В этом ряду черных юбилеев не затерялся еще один — 1967 год, арест двух писателей. Эка невидаль, в России-то! Миллионы людей угробили, а тут всего двоих посадили, да и те, отсидев, вернулись живыми.
Но тот случай вышел особый.
Много позже, в середине девяностых, на каком-то многолюдном писательском собрании, меня познакомили с Марией Васильевной Розановой. Что за тусовка была, не помню, кто познакомил, не помню, да и важно было не это. Важно было, что — Розанова, жена легендарного Андрея Синявского, и сама легенда: издательница парижского «Синтаксиса», скромного журнала с маленьким тиражом и очень большим влиянием. Напечататься там было знаком качества, автор «Синтаксиса» сразу приобретал уважение и как писатель, и как личность. Я в журнале никогда не публиковался, никаких контактов с Марией Васильевной у меня не было — я пробормотал что-то почтительное, ожидая в ответ безразлично-вежливого кивка. Но случилось неожиданное: Розанова обрадовалась.
— Дорогой мой, как же хорошо, Андрей Донатович вас искал!

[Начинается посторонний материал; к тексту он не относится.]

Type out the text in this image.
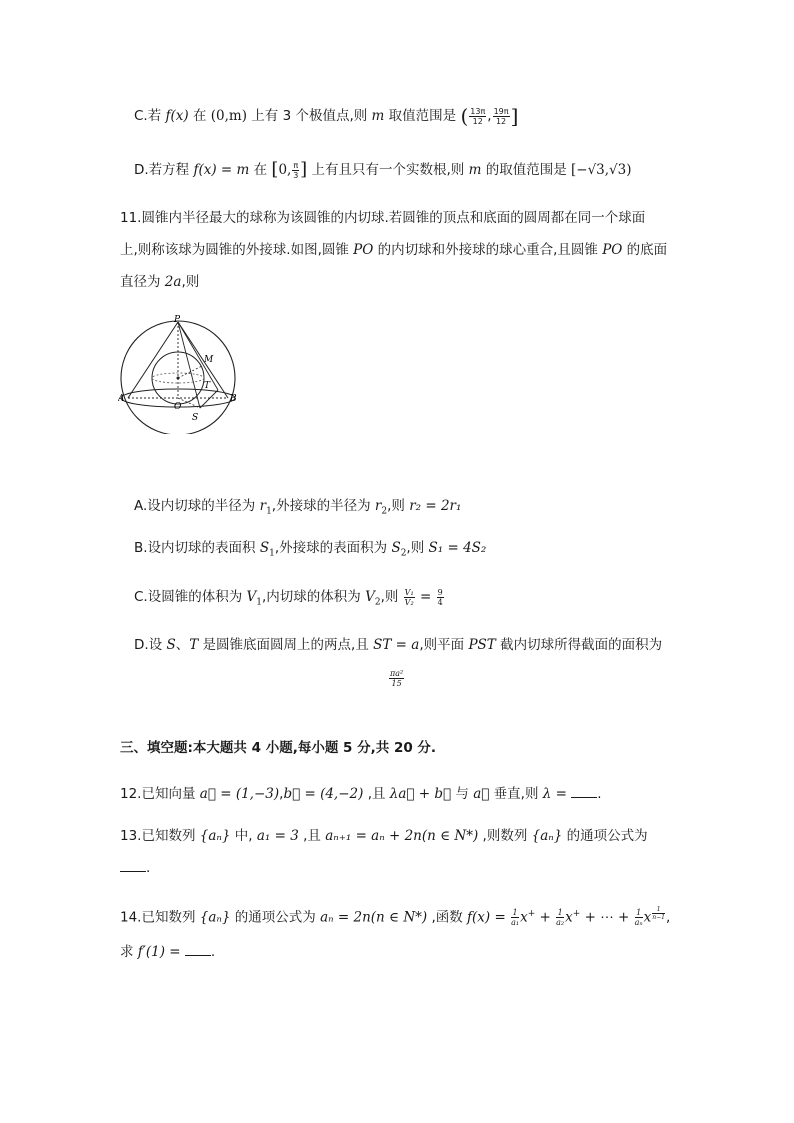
C.若 f(x) 在 (0,m) 上有 3 个极值点,则 m 取值范围是 ( $\frac{13\pi}{12}$ , $\frac{19\pi}{12}$ ]
D.若方程 f(x) = m 在 [0, $\frac{\pi}{3}$ ] 上有且只有一个实数根,则 m 的取值范围是 [−√3,√3)
11.圆锥内半径最大的球称为该圆锥的内切球.若圆锥的顶点和底面的圆周都在同一个球面
上,则称该球为圆锥的外接球.如图,圆锥 PO 的内切球和外接球的球心重合,且圆锥 PO 的底面
直径为 2a,则
P
M
T
A
O
B
S
A.设内切球的半径为 $r_1$,外接球的半径为 $r_2$,则 r₂ = 2r₁
B.设内切球的表面积 $S_1$,外接球的表面积为 $S_2$,则 S₁ = 4S₂
C.设圆锥的体积为 $V_1$,内切球的体积为 $V_2$,则 $\frac{\text{V₁}}{\text{V₂}} = \frac{9}{4}$
D.设 S、T 是圆锥底面圆周上的两点,且 ST = a,则平面 PST 截内切球所得截面的面积为
$\frac{\text{πa²}}{15}$
三、填空题:本大题共 4 小题,每小题 5 分,共 20 分.
12.已知向量 a⃗ = (1,−3),b⃗ = (4,−2) ,且 λa⃗ + b⃗ 与 a⃗ 垂直,则 λ = .
13.已知数列 {aₙ} 中, a₁ = 3 ,且 aₙ₊₁ = aₙ + 2n(n ∈ N*) ,则数列 {aₙ} 的通项公式为
.
14.已知数列 {aₙ} 的通项公式为 aₙ = 2n(n ∈ N*) ,函数 $f(x) = \frac{1}{\text{a₁}} x^+ + \frac{1}{\text{a₂}} x^+$ + ⋯ + $\frac{1}{\text{aₙ}}$ x $^{\frac{1}{n-1}}$ ,
求 f′(1) = .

Она буквально потащила меня за собой.
Синявского я увидел впервые. Невысокий, седая борода, медленный взгляд, наполовину на собеседника, наполовину в себя — так выглядел человек, напугавший Брежневское Политбюро и лично дорогого. Разговор был короткий: Андрей Донатович поблагодарил за то, что я дважды выступил в его защиту. Я понял, почему он меня искал — собственно, не меня, а всех, кто пытался поддержать его во время суда. Запомнил фамилии и решил поблагодарить каждого. Хотя благодарить надо бы нам его.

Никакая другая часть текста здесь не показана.